In any difficult anterior packing, there must be a consideration for Toxic Shock syndrome, which happens in 16 out of every 100,000 packings. Although there exists no evidence supporting the use of prophylactic antibiotics post anterior packing, it should be a serious consideration in patients who are more susceptible to infections (immunocompromised). A good choice of antibiotic is amoxicillin-clavulanate to cover for any sinusoidal infection.

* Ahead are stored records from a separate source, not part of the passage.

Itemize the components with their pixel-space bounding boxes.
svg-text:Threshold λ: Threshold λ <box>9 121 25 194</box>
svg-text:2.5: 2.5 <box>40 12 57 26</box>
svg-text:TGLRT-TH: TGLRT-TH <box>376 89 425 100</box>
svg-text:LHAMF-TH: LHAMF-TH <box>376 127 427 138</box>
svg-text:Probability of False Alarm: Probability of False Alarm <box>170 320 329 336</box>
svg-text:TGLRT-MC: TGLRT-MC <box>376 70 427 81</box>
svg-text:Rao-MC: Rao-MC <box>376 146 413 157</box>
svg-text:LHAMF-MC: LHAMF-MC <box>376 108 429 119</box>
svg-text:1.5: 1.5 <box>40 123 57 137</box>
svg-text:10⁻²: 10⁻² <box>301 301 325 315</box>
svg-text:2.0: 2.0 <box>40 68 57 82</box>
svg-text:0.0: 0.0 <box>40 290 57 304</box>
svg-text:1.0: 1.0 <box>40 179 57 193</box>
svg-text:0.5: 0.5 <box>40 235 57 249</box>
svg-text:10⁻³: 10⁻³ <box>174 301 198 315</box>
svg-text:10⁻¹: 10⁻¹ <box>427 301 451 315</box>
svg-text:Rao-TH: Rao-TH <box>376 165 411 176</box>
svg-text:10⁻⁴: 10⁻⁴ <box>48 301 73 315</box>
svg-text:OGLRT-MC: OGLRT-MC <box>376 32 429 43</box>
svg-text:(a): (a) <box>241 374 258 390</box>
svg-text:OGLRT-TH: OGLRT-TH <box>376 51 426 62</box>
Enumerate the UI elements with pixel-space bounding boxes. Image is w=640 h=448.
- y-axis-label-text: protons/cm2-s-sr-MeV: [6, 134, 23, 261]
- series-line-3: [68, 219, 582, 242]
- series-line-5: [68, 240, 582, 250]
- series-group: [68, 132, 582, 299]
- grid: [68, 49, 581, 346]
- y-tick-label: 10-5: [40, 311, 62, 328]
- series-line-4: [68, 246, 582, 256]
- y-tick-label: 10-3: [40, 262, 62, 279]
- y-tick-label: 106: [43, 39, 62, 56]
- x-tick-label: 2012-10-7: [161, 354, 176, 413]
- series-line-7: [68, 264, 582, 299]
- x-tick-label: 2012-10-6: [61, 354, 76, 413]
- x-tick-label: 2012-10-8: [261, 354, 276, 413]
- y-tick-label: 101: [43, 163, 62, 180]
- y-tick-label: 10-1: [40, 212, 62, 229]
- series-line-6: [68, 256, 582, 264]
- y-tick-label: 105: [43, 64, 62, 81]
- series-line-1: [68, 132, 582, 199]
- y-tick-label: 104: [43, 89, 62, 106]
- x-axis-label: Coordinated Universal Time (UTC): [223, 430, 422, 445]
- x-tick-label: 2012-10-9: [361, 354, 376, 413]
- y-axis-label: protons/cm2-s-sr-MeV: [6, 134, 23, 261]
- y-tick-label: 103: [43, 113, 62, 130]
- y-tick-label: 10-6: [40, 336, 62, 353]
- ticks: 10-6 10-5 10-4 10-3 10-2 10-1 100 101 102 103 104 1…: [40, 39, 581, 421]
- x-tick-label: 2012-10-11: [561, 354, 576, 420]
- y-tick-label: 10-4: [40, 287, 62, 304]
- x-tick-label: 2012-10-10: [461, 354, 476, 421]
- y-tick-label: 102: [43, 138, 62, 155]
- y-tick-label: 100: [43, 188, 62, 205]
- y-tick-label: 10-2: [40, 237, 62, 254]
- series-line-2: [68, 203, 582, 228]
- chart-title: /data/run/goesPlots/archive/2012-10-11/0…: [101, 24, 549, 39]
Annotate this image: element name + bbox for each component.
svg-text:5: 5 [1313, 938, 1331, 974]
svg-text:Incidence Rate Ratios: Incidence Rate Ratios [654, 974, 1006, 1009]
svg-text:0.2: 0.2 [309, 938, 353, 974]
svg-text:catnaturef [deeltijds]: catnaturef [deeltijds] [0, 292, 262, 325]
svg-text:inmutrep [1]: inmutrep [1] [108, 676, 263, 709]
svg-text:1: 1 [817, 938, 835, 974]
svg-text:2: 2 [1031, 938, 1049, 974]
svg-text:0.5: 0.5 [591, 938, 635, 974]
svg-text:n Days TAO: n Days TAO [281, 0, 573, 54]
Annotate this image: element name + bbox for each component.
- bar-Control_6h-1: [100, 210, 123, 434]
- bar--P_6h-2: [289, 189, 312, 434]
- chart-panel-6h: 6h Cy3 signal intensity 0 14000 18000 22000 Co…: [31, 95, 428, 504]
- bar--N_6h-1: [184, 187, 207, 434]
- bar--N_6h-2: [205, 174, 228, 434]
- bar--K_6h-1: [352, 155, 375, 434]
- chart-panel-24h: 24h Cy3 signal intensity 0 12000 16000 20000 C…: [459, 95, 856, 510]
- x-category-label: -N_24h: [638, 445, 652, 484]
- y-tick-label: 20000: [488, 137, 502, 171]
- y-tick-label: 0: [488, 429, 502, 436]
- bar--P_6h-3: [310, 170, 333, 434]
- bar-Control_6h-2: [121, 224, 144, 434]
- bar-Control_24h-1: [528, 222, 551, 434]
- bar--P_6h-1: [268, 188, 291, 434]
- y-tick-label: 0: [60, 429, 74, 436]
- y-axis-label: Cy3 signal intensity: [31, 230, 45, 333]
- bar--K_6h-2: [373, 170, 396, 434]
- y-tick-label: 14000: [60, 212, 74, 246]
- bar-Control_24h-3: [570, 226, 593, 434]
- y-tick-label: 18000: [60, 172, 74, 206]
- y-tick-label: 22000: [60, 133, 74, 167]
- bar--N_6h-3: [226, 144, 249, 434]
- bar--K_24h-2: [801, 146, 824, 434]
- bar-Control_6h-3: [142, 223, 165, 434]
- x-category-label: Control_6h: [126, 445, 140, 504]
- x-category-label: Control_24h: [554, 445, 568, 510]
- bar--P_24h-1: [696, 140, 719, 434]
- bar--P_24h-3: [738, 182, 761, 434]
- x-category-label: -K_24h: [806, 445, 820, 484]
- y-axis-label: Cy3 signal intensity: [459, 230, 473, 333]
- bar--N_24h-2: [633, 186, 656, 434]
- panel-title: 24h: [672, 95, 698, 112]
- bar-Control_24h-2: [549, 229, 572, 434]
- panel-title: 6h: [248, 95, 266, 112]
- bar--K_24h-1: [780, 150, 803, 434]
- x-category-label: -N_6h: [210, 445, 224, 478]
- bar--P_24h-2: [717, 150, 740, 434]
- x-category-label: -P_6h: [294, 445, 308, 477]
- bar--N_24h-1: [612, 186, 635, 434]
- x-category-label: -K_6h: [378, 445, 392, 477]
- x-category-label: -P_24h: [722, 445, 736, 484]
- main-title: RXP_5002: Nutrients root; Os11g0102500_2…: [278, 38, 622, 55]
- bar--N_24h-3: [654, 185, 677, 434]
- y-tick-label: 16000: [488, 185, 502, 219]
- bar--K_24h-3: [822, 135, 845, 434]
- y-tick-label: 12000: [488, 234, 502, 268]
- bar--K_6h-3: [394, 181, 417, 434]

Trauma & other considerations Edit

Patients that present with epistaxis post-trauma may require further imaging after the bleeding is tamponaded. Indications for further imaging, such as a facial bones CT scan or a full CT head, include a dangerous mechanism of injury, signs of basal skull fracture, palpable crepitus along the cheeks/jawline, signs of orbital fracture (hematoma, point tenderness or crepitus around the orbits).

Any patient presenting with a major epistaxis who is on oral anticoagulation should be reversed as soon as possible. If the patient is taking warfarin, octaplex and vitamin K should be administered in an actively bleeding patient (provided that the initial conservative management does not work to halt the bleeding). In a patient who is on a novel oral anticoagulant, consultation with a hematologist for use of FEIBA as a reversal agent should be considered.

Patients that present with chronic recurrent bleeds, with no obvious triggers should be worked up for thrombophilias and blood dyscrasias if appropriate given clinical context (family history).